🤖 AI Summary
This work addresses the inefficiency of multimodal large language models in key information extraction tasks, where autoregressive inference hinders parallel processing of semantically independent fields. To overcome this limitation, the authors propose PIP (Parallel Inference Paradigm), a novel framework that introduces a [mask]-based generation mechanism to simultaneously predict all target fields in a single forward pass.

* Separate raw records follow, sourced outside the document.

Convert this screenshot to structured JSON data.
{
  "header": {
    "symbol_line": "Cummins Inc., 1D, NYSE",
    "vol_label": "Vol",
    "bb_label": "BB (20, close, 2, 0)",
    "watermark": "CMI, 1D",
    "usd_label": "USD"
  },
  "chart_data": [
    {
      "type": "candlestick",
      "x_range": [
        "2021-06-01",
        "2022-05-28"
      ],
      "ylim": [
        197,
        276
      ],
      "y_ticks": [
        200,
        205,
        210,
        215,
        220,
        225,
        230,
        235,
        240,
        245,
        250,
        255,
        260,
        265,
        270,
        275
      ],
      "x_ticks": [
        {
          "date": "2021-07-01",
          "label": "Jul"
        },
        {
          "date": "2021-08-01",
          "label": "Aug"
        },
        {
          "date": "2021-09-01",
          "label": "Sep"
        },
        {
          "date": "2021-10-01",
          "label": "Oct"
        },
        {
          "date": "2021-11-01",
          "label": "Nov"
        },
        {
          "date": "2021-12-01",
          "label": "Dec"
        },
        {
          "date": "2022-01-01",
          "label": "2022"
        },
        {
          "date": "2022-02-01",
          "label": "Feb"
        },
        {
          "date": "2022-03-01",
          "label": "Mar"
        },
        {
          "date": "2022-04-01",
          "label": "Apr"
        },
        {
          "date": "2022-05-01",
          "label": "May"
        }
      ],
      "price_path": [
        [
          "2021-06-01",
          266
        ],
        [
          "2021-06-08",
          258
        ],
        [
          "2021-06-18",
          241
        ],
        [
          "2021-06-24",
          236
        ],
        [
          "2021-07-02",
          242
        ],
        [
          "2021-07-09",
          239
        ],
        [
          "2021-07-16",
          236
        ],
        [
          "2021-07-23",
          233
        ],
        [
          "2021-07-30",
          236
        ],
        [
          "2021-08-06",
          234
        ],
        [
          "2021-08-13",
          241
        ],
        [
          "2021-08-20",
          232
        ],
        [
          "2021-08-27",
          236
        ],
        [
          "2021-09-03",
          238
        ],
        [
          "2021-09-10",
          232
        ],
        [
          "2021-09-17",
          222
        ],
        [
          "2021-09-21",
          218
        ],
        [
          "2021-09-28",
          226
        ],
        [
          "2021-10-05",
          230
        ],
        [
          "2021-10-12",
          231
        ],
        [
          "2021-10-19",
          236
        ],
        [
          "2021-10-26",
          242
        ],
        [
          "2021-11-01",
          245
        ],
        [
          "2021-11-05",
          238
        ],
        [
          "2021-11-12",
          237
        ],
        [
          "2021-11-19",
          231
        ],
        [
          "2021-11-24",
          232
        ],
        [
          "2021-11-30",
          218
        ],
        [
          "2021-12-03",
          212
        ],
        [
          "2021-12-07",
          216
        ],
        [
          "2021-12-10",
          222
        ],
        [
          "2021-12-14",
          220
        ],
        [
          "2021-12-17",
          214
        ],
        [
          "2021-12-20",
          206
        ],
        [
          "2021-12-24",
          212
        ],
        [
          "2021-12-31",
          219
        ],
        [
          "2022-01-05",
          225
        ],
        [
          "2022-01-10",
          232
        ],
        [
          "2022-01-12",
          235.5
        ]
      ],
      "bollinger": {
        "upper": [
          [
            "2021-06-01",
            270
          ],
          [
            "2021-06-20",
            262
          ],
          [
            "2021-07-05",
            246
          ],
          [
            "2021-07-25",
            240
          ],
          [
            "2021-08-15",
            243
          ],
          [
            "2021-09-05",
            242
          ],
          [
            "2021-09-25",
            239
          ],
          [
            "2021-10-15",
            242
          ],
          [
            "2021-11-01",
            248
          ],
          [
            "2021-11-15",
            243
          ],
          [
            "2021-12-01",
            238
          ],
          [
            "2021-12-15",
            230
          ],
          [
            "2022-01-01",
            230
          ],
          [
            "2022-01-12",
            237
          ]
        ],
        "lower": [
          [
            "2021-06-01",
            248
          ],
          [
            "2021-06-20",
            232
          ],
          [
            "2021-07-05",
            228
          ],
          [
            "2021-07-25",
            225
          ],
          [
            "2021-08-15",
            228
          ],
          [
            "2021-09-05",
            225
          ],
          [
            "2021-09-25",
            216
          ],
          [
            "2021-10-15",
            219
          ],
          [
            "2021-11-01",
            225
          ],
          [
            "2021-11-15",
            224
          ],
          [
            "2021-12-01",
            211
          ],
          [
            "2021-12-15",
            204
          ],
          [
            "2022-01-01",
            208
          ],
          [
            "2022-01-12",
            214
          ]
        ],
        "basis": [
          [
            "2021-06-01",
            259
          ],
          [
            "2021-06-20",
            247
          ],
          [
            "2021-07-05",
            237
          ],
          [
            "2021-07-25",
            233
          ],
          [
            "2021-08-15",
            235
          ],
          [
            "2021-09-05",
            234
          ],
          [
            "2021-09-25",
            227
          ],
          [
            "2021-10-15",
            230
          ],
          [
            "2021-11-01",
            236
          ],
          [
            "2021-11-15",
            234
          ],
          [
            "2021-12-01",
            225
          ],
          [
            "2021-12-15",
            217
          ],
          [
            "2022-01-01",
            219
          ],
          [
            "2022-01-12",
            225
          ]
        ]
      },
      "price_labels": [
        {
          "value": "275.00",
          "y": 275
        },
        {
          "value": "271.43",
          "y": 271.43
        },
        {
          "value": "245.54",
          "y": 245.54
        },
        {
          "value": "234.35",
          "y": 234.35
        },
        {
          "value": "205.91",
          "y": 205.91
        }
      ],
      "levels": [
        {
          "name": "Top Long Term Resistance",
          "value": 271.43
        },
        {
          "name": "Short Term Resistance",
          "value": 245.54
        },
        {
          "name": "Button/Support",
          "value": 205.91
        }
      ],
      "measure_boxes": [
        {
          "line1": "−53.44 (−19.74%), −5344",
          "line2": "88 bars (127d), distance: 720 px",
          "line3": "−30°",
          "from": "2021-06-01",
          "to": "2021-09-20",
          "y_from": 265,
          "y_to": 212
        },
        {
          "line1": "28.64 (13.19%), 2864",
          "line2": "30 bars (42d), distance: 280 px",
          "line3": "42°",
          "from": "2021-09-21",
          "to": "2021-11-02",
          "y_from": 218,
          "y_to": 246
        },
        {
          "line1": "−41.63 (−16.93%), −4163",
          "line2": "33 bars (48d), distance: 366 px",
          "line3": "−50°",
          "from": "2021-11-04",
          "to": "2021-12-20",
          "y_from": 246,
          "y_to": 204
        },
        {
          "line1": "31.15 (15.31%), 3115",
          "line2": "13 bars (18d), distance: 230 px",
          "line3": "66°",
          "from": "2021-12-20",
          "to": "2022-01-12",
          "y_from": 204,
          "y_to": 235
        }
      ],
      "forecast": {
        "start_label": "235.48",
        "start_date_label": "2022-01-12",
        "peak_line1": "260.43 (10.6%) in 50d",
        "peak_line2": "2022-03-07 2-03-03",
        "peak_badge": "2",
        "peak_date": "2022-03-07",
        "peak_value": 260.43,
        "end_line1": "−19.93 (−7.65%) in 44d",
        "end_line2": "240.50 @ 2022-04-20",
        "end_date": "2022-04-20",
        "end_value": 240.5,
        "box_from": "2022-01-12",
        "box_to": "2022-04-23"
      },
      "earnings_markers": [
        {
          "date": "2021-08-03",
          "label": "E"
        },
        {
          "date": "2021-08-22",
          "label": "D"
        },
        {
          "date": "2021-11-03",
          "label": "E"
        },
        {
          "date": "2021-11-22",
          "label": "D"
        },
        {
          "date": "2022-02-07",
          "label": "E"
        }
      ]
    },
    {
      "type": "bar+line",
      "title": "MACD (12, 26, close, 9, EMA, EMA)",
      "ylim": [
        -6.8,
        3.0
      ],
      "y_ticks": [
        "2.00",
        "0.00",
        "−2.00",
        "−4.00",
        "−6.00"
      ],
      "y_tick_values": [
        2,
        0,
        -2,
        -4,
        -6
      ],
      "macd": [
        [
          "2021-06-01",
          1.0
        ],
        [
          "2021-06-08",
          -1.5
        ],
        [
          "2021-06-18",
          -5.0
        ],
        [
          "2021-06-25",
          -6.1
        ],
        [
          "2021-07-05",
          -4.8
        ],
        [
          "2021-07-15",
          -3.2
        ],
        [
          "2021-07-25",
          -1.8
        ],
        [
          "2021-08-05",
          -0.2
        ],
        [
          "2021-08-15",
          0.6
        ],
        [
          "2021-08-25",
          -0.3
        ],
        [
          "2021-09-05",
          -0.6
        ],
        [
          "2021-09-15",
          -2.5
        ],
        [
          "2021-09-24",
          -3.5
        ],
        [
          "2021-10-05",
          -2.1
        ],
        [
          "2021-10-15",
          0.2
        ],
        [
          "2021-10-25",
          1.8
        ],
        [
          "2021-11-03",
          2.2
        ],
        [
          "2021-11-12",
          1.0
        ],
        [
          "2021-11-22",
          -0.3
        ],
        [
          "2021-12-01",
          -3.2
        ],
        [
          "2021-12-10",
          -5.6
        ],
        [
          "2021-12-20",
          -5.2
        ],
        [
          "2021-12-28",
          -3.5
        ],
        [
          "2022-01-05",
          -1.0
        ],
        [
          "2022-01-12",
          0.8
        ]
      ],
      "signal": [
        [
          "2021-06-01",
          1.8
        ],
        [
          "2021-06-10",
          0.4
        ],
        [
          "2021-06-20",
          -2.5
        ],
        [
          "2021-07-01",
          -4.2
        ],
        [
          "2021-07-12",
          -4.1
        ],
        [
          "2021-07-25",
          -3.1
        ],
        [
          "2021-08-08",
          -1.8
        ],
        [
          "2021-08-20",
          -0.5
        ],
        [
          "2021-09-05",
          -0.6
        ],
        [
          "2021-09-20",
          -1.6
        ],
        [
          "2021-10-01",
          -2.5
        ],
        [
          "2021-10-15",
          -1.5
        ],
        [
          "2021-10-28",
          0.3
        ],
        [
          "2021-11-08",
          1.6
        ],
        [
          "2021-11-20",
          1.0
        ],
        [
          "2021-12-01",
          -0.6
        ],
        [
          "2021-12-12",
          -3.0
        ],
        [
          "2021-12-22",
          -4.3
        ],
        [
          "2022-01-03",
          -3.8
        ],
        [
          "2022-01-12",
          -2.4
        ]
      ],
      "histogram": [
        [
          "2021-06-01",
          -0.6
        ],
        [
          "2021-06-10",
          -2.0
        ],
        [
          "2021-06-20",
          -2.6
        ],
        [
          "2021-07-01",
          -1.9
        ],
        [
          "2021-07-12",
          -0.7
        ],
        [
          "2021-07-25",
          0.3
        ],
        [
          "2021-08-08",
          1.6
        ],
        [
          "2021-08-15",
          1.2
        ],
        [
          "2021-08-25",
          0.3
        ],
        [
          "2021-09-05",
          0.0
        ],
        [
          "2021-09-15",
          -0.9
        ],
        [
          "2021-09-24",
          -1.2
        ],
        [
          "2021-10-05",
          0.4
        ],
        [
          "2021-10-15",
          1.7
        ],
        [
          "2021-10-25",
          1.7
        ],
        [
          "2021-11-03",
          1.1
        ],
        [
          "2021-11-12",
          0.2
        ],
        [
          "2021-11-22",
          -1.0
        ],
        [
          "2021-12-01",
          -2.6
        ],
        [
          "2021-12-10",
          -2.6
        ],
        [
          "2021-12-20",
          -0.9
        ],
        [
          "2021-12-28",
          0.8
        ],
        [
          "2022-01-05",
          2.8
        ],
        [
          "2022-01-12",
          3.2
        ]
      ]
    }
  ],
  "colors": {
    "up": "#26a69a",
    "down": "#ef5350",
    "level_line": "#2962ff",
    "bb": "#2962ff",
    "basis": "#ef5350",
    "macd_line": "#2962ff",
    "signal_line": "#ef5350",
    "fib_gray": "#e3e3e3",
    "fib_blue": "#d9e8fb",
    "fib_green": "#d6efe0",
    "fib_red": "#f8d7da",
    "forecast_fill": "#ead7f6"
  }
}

By integrating tailored masked pretraining with large-scale supervised data, PIP achieves substantial inference speedups—ranging from 5× to 36×—while preserving near-perfect accuracy. This paradigm significantly enhances deployment efficiency in real-world applications without compromising model performance.
📝 Abstract
Key Information Extraction (KIE) from visually-rich documents (VrDs) is a critical task, for which recent Large Language Models (LLMs) and Multi-Modal Large Language Models (MLLMs) have demonstrated strong potential. However, their reliance on autoregressive inference, which generates outputs sequentially, creates a significant efficiency bottleneck, especially as KIE tasks often involve extracting multiple, semantically independent fields. To overcome this limitation, we introduce PIP: a Parallel Inference Paradigm for KIE. Our approach reformulates the problem by using"[mask]"tokens as placeholders for all target values, enabling their simultaneous generation in a single forward pass. To facilitate this paradigm, we develop a tailored mask pre-training strategy and construct large-scale supervised datasets. Experimental results show that our PIP-models achieve a 5-36x inference speedup with negligible performance degradation compared to traditional autoregressive base models. By substantially improving efficiency while maintaining high accuracy, PIP paves the way for scalable and practical real-world KIE solutions.